When it comes to global warming, Whitehouse said, "Republicans are a little bit like the cartoon character who's walked off the cliff but hasn't looked down yet." A decade or more might pass before a similar crop of young GOP lawmakers takes an interest in the issue, he predicted.
The 'incumbency culture'
The environmental fervor of first-term Democrats is not limited to their voter registration -- independent Angus King of Maine, a member of the caucus, touted National Oceanic and Atmospheric Administration data to CBS News before he took office -- nor is it confined to the younger arrivals in Washington. New Sen. Ed Markey (D-Mass.) is a climate dean unto himself, as Whitehouse observed in his interview with E&E Daily.
What's more, their ranks stand to swell next fall if Rep. Gary Peters (D) of Michigan wins his bid to replace retiring Sen. Carl Levin (D). Peters' advocacy for more federal attention to the environmental impact of petroleum coke, a byproduct of refining Canadian oil sands, won him early praise from Sittenfeld of LCV. The Sierra Club endorsed Peters last week.
But perhaps the most intriguing question mark that surrounds the first-term Senate Democrats is whether their ardency can survive their next election cycles. More than a few of the lawmakers they replaced -- like former Senate Energy and Natural Resources Chairman Jeff Bingaman (D-N.M.) and former Sen.

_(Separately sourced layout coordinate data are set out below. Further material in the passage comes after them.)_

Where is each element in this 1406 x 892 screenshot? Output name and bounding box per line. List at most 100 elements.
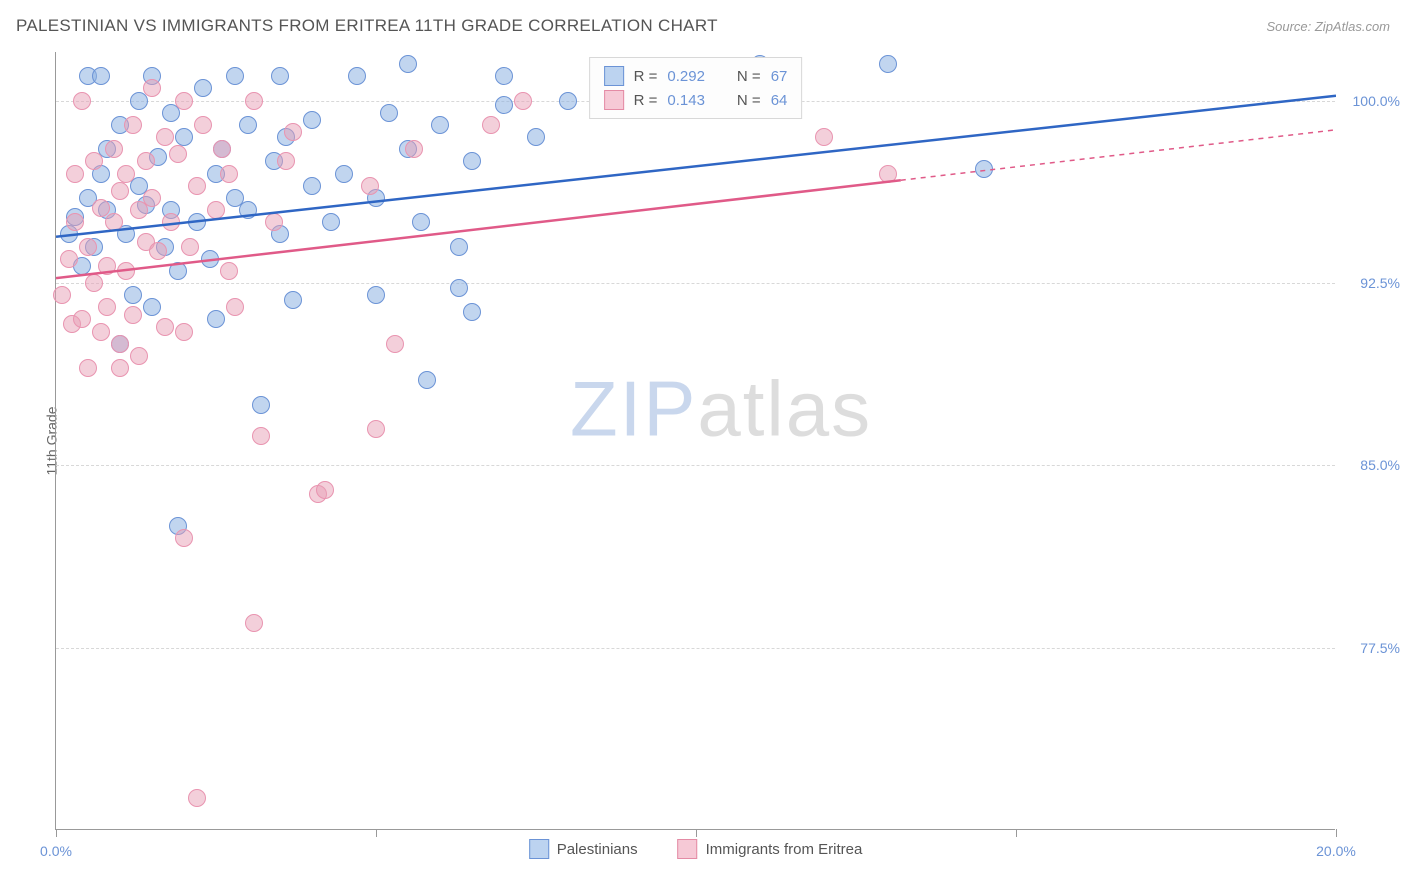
scatter-point-eritrea bbox=[207, 201, 225, 219]
y-tick-label: 92.5% bbox=[1360, 275, 1400, 291]
legend-n-label: N = bbox=[737, 92, 761, 109]
scatter-point-eritrea bbox=[60, 250, 78, 268]
scatter-point-eritrea bbox=[245, 92, 263, 110]
legend-r-value: 0.292 bbox=[667, 68, 705, 85]
watermark: ZIPatlas bbox=[570, 364, 872, 455]
scatter-point-palestinians bbox=[239, 116, 257, 134]
x-tick bbox=[376, 829, 377, 837]
scatter-point-palestinians bbox=[271, 67, 289, 85]
scatter-point-eritrea bbox=[149, 242, 167, 260]
scatter-point-eritrea bbox=[117, 165, 135, 183]
scatter-point-eritrea bbox=[66, 165, 84, 183]
scatter-point-eritrea bbox=[79, 359, 97, 377]
scatter-point-eritrea bbox=[220, 262, 238, 280]
scatter-point-palestinians bbox=[463, 303, 481, 321]
scatter-point-eritrea bbox=[143, 189, 161, 207]
legend-r-value: 0.143 bbox=[667, 92, 705, 109]
scatter-point-eritrea bbox=[316, 481, 334, 499]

Joe Lieberman (I-Conn.) -- were seen as strong environmental supporters but pursued less far-reaching legislative solutions while working alongside Republicans who did not share their views on climate.
Craig Holman, a lobbyist for the government watchdog group Public Citizen, ascribed the impulse to moderate on contentious issues such as climate change to the influence of Washington's "incumbency culture."
"When new members come to Congress, they tend to be much more ideological, much more optimistic, and quite frankly, a little more dogmatic than their elder colleagues are," Holman said in an interview.
"The longer members stay in Congress, the more they tend to become acclimated" to the need for healthy re-election coffers "and what that means when you have to compromise your values."